Весь следующий день мы провели под водой, невдалеке от узкости, и за весь день не видели ни одного судна, что укрепило нас в подозрении о непроходимости этого района.
Произведя ночную зарядку, мы отошли на север и стали на путях, которыми обычно следовали грузовые пароходы, в надежде повторить улов нашего первого похода. Но все суда, без исключения, держались на этот раз под берегом, не выходя из нейтральной полосы, которую шведы специально для этого протралили и обставили особыми вехами.
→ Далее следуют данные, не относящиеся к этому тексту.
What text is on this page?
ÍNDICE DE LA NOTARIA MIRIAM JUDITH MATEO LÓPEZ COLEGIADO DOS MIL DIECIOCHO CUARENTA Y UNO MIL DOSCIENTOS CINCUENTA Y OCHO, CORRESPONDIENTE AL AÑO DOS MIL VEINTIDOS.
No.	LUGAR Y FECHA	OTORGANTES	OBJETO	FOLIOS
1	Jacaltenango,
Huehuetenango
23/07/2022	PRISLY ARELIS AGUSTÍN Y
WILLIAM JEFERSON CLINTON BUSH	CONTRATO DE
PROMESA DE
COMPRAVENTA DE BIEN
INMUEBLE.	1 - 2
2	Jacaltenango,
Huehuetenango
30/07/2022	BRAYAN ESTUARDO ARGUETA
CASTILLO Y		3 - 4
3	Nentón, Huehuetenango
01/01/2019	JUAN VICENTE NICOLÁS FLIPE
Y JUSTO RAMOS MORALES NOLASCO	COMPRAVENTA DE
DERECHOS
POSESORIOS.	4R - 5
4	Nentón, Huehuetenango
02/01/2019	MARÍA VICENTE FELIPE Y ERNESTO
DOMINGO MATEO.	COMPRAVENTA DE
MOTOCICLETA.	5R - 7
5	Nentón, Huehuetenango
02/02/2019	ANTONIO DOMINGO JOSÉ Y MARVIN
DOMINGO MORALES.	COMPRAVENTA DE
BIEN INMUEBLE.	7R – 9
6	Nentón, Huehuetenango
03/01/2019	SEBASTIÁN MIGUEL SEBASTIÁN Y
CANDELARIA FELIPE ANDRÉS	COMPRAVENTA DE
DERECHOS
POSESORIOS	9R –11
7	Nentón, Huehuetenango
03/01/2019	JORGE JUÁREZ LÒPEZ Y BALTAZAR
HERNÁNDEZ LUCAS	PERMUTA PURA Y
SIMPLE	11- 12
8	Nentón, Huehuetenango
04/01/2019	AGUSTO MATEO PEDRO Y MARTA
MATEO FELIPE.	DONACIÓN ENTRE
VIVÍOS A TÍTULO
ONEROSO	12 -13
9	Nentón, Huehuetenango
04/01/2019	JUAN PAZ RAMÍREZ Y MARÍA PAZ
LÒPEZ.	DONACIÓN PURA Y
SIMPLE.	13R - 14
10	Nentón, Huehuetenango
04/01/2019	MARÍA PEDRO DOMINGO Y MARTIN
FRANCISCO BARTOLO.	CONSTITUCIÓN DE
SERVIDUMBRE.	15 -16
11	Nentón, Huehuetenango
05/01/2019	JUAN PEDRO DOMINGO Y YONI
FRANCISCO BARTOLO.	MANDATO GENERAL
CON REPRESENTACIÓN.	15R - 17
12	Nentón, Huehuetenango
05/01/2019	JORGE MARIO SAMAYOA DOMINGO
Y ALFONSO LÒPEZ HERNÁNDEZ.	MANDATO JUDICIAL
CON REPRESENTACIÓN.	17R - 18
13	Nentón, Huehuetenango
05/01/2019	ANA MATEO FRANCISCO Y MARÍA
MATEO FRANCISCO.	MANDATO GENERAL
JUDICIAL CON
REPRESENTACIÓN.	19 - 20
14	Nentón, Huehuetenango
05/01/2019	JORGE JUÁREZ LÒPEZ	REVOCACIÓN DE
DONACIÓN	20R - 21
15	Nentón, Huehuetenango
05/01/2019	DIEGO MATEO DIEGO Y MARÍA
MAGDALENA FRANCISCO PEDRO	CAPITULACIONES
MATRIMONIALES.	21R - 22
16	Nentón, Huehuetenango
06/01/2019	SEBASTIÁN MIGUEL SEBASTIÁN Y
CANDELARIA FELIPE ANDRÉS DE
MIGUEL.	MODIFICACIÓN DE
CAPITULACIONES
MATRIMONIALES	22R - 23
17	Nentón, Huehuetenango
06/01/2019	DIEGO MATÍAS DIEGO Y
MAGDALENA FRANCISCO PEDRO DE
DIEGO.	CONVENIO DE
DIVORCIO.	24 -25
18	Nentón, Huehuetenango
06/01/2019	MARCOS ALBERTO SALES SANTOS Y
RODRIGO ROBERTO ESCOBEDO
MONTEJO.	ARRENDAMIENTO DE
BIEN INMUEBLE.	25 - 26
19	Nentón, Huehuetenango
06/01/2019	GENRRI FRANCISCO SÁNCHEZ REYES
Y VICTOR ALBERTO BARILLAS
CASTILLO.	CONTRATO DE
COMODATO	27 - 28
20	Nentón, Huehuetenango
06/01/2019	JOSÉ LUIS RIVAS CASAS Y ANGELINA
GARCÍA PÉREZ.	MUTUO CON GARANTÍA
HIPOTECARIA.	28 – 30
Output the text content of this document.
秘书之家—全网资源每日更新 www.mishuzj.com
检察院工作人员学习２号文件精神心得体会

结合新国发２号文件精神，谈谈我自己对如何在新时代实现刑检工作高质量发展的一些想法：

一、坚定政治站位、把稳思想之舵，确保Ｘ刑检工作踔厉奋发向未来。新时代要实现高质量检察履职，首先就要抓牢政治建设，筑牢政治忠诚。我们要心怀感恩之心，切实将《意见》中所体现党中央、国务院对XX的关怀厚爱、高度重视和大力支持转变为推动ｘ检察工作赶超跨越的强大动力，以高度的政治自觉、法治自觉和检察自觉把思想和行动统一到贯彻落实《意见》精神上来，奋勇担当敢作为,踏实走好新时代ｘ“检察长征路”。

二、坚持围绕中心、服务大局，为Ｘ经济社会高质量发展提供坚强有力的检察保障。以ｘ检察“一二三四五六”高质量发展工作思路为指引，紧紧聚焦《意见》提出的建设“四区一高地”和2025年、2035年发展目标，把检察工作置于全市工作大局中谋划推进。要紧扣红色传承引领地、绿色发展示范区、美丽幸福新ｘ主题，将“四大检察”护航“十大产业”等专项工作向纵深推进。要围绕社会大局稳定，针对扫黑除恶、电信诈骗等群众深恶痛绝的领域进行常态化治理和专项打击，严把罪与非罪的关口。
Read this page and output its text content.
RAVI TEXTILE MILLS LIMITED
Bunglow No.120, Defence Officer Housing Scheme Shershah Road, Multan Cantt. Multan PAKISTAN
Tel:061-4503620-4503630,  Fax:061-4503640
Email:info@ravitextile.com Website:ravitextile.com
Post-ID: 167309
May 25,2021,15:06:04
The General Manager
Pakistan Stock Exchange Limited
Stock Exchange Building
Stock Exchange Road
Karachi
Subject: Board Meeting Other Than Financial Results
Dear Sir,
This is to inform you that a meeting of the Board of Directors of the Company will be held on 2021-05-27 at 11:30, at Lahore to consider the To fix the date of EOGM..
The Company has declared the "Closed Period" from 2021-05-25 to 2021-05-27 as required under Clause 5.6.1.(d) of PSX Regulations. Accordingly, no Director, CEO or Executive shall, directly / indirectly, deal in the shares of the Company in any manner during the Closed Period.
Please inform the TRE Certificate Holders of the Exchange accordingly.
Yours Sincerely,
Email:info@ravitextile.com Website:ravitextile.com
Не желая тратить времени напрасно, командир решил вернуться и испросить новых инструкций.
С досадным чувством безрезультатности похода мы вернулись в Ревельскую базу и донесли о наших наблюдениях касательно сетей.
III
Приостановив посылку лодок через указанный нами район до более точных данных, командующий флотом назначил нам поход в Ботнический залив для ловли немецких пароходов.
Получив от начальника Або-Оландской позиции шведские карты, мы пересекли шхеры и вышли в Ботнический залив. Шхерные острова, еще недавно бывшие убежищем для дачников, спасающихся от городского шума, теперь превращены были в маленькие крепости, уставленные морскими батареями, наблюдательными постами, авиационными пунктами и станциями радиотелеграфа. Частное пароходство было прекращено, а для местных нужд ходил раз в неделю пароходик с военным комендантом.